A-New-BellHope / bellhopcuda

CUDA and C++ port of BELLHOP / BELLHOP3D underwater acoustics simulator
GNU General Public License v3.0
63 stars 8 forks source link

Memory management improvements #15

Open lpisha opened 1 year ago

lpisha commented 1 year ago

Allow the user--

--to specify parameters controlling the amount of memory used by bellhopcxx / bellhopcuda in all run types.

Currently:

There should be one parameter for how much memory the user wants to allow the program to use. It should count the SSP, bathymetry, etc. against this value too. Things like the maximum number of eigenray hits should also be adjustable.

xieziping commented 1 year ago

My question is that for the CUDA version of the program, the memory is allocated using cudaMallocManaged. The memory allocated in this way can be accessed by both the CPU side and the GPU side. However, for GPU, accessing this memory will be slow. I tested it with Nsight and found that SM utilization is less than 5% at present. Why not use CudaMalloc to allocate space on the GPU and use CudaMemCopy to copy? What is the reason for using cudaMallocManaged. Thank you very much. SM-Issue

lpisha commented 1 year ago

This is a tracking issue for changes we are implementing regarding allowing the user to specify how much memory an instance of bellhopcxx / bellhopcuda uses, to better support situations where the user wants to run multiple instances at the same time. Your question is not related to this, so it would have been preferred to open a new issue for your question.

On modern architectures (Pascal / 10x0 or later), unified virtual memory is generally not much slower, if at all, than explicitly managed memory. The GPU handles page faults and migrates those pages from CPU memory. This does make the kernel wait for those pages to be moved, but if you explicitly copy the memory in advance, you have to wait for those pages to be moved anyway.

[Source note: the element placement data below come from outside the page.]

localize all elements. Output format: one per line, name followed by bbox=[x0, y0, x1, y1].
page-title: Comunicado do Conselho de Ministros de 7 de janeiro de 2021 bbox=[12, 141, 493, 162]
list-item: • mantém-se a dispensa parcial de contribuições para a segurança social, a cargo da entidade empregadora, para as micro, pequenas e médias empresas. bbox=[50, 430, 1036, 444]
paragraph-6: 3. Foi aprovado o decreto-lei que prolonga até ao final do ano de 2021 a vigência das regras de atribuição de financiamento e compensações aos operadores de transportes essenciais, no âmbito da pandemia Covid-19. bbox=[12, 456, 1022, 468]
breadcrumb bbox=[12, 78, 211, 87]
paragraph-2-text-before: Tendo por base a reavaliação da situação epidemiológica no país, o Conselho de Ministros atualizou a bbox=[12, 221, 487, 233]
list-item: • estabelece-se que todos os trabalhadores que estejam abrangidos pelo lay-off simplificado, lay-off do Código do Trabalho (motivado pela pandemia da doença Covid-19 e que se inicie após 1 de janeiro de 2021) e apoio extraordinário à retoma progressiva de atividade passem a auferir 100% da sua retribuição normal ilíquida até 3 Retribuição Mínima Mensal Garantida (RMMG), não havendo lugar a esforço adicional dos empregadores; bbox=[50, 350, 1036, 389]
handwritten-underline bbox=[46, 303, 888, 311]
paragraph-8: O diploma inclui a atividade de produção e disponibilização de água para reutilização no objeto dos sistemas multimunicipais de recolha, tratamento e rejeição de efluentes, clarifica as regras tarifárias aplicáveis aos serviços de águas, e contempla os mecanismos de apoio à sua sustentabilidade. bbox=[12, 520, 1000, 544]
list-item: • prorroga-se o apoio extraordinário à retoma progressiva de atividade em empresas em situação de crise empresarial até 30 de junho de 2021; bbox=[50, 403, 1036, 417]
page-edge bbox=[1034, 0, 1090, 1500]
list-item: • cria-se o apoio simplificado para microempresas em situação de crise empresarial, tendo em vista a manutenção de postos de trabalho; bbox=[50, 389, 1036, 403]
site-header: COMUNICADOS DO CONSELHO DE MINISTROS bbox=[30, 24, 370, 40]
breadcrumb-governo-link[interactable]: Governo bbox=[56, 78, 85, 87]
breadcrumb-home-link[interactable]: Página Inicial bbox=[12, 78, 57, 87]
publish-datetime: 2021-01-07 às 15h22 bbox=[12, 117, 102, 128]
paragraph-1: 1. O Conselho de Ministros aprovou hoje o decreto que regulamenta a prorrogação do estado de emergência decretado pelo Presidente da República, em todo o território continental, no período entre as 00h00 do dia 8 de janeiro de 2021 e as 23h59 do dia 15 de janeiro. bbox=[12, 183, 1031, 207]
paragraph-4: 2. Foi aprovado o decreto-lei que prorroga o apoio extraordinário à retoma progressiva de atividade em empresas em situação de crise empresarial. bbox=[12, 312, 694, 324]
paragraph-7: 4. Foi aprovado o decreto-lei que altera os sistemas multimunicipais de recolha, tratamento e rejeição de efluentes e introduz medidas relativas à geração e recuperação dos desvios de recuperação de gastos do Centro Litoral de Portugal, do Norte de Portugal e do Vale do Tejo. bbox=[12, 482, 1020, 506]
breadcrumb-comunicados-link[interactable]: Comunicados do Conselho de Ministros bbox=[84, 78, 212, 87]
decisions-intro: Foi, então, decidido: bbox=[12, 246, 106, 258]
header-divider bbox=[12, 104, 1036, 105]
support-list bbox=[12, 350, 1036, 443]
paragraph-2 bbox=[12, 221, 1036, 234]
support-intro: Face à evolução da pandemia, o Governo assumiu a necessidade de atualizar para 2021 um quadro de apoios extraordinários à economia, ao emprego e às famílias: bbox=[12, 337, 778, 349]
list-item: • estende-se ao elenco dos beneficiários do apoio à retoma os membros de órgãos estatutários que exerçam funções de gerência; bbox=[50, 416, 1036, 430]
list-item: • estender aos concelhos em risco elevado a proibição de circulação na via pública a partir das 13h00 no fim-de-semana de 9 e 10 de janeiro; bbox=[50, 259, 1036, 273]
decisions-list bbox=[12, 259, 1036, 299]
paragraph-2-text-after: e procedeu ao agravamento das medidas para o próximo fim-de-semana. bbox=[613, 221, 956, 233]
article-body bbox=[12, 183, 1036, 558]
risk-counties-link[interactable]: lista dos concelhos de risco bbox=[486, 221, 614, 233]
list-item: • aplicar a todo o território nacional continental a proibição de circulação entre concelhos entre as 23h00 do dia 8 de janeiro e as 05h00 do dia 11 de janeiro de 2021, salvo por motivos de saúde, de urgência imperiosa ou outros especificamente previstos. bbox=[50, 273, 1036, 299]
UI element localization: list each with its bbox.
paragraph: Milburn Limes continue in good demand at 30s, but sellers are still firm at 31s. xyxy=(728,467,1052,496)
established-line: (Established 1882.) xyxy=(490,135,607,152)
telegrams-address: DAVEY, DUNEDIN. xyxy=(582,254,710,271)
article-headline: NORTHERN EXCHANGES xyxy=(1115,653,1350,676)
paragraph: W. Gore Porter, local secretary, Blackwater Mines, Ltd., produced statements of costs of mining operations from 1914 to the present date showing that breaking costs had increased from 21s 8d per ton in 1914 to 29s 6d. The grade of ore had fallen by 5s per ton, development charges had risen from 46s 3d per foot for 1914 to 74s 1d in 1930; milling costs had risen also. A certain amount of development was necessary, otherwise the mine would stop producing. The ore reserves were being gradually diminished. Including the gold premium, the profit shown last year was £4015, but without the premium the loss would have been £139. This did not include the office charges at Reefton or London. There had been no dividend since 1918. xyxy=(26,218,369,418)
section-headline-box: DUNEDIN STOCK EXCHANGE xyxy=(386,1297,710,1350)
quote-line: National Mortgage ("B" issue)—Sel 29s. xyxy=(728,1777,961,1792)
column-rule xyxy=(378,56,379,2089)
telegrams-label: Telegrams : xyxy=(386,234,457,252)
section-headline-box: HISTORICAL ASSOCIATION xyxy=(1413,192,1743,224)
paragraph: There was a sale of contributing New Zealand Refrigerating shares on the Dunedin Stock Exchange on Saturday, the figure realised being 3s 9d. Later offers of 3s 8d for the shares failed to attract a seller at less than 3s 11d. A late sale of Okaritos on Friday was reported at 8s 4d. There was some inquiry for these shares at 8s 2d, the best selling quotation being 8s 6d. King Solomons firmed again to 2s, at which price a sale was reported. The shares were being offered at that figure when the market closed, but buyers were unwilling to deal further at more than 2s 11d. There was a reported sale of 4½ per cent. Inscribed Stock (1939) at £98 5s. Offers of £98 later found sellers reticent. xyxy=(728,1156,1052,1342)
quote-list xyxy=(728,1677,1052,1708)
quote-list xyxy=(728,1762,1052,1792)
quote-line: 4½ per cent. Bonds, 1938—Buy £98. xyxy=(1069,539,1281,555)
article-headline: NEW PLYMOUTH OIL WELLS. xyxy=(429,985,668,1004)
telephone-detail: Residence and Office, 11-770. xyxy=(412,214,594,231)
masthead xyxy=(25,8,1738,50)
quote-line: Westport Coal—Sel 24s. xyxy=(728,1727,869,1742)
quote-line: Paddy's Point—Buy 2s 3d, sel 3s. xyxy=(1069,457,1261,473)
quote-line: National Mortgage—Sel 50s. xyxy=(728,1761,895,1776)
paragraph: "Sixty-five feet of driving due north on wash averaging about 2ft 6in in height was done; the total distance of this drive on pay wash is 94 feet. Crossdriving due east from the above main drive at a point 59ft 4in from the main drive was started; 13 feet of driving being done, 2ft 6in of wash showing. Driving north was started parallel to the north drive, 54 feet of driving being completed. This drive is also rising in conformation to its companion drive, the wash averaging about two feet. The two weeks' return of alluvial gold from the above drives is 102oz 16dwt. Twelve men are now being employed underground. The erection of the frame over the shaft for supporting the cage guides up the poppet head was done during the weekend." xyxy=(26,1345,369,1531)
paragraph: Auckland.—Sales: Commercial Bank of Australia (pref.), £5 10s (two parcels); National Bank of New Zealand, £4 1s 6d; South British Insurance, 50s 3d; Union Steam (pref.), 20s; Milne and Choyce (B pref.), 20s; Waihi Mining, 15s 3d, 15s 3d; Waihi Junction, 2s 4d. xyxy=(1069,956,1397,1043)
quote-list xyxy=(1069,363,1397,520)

In some cases UVM could be faster: for example, suppose you have a transmission loss run, where all the rays go in one direction and never influence receivers on the other side. The pages holding the memory for the part of the field which is never touched by the GPU never have to be moved to the GPU at all! If they were explicitly managed, they'd have to be moved to the GPU once at the beginning and then back to the CPU at the end.

The reason we chose unified memory for this project is because it is one codebase which can be compiled as C++ or as CUDA. Simply changing the allocation between malloc and cudaMallocManaged is much cleaner to support, compared to having data structures have host and device pointers and explicit copy steps.

Regarding your observed performance: SM utilization of 3.8% will never be caused by unified virtual memory. At worst UVM might reduce performance in a particular case from 100% to 50% or something like that, but it will not lose 96% of the performance. Furthermore, how the memory was allocated doesn't change anything about how often DRAM is read and written. Too much DRAM activity means the data access patterns of the kernel itself are poor relative to the GPU caches, for example because a large region of the field is being read and written to, and this can't fit in the cache.

How many rays are being traced by the environment file you're using? What GPU are you using?

xieziping commented 1 year ago

Thank you for your patience. Maybe I'm using 1750 graphics card, which is not so good for new technology support. There are about 10000 rays. I sue Seamount3Dgaussian env which reduced the Nalpha and the Nbeta.